What music is not derivative?


I was just reading up on some older posts about peoples opinions of some new bands. There are often times people complaining about music being so derivative and unoriginal. My question is what music released in the post Beatles era has been truly original?

I have a few ideas in mind, but will let y'all have the first shot at it.
jposs
I think Kthomas is right. The Beatles weren't even that original. Lots of groups did the same things, they got the recognition. It's all in the marketing. I get the feeling most of the best and original music will never be recorded or heard by the public at large. Most people don't like or want change.
As long as people are using the same instruments they will be making the same basic music. How many variations can there be to one theme? This is one of the reasons I prefer music that incorporates instruments not typically associated with that genre.
We could certainly stand some originality in music today. There are too many Eminems to every Mozart!!!
One can be derivative yet original. Early Chicago is clearly rock/jazz, but the complexities of orchestrations and arrangements were highly original, but vey derivative.

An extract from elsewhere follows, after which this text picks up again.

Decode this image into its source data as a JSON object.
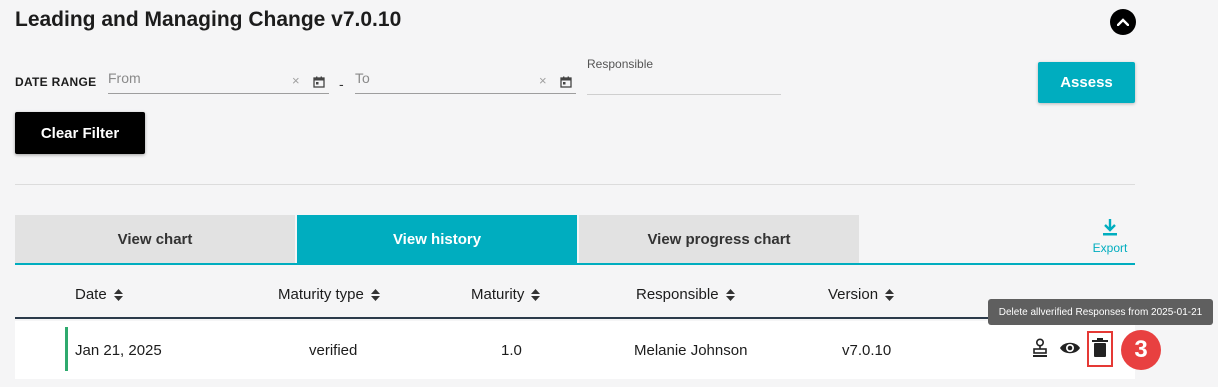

Agreed that early Beatles weren't original (straight forward rock-n-roll), but several of their later works after they went "studio band", like Sgt Pepper's and the White Album left nearly everyone in the music biz with jaws dropped. Another of the more well-known groups that were extremely original was Yes, especially with Rick Wakeman on board.

Jim
I tend to agree with Kthomas and Nrchy music by it's very nature is derivative-no disrespect to those who mentioned Radiohead and Sigur Ros both bands I like but neither are really original at all in the wider sense.
To confuse the discussion every artist is to some extent original,the great bands,the innovators,tend to take the past,add something of themselves and sometimes capture something of the spirit of the times (the Zeitgeist as the Germans would say)they live in.
Ultimately who cares?
Enjoy what you enjoy.
Yes, Gentle Giant. Also my favorite punk band from back then was the Stranglers. If you listen through the noise; buried inside are real melodies and quite substantial music structure. Someone in that band must have gone to the Royal College of Music and studied counterpoint and composition.

Most pop music is basically in Sonata form.

I'm more than sure that beatles is somewhat derivative of Bill Heiley, Elvis Presley,...
Frank Zappa can be considered as a complex derivative of higher than first order from different bands often humiliating them with his genious musical way giving an extra-ordinary colour to the jazz and rock.
Gentle Giant is not the first-order but still can be considered as a derivative to Genesis and so is Van Der Graaf Generator. The first-order derivative of Genesis we can consider Marillion.
If you consider King Crimson than Robert Fripp is not only a leader of that band but a talented mathematician and there is a whole line of "Larks..." created further on as a true multiple order derivatives of the original "Larks Tongues In Aspic" composition. I'm still checking this hypothesis and more believe that it's true.
An abstract music can be presented as a very large-order derivative of hell-knows what:
David Byrne working with Robert Fripp or Bryan Eno started to take a high-order derivatives I assume from his previous Talking Heads works giving some unrealistic abstractions.

I'm sure that Pink Floyd is derived somehow, but it was a band of my youth rather than I'm too much into it right now.

Monsieur Jacques Loussier brought the hypothesis that jazz was derived from J.S.Bach and figured why not playing original instead of derived in the classic jazz trio.

Very often the high orderds of derivatives we accept as an original and somwhere we could be right about that since if you compare already the sixth order derivative with original less-likely you would see the connection between.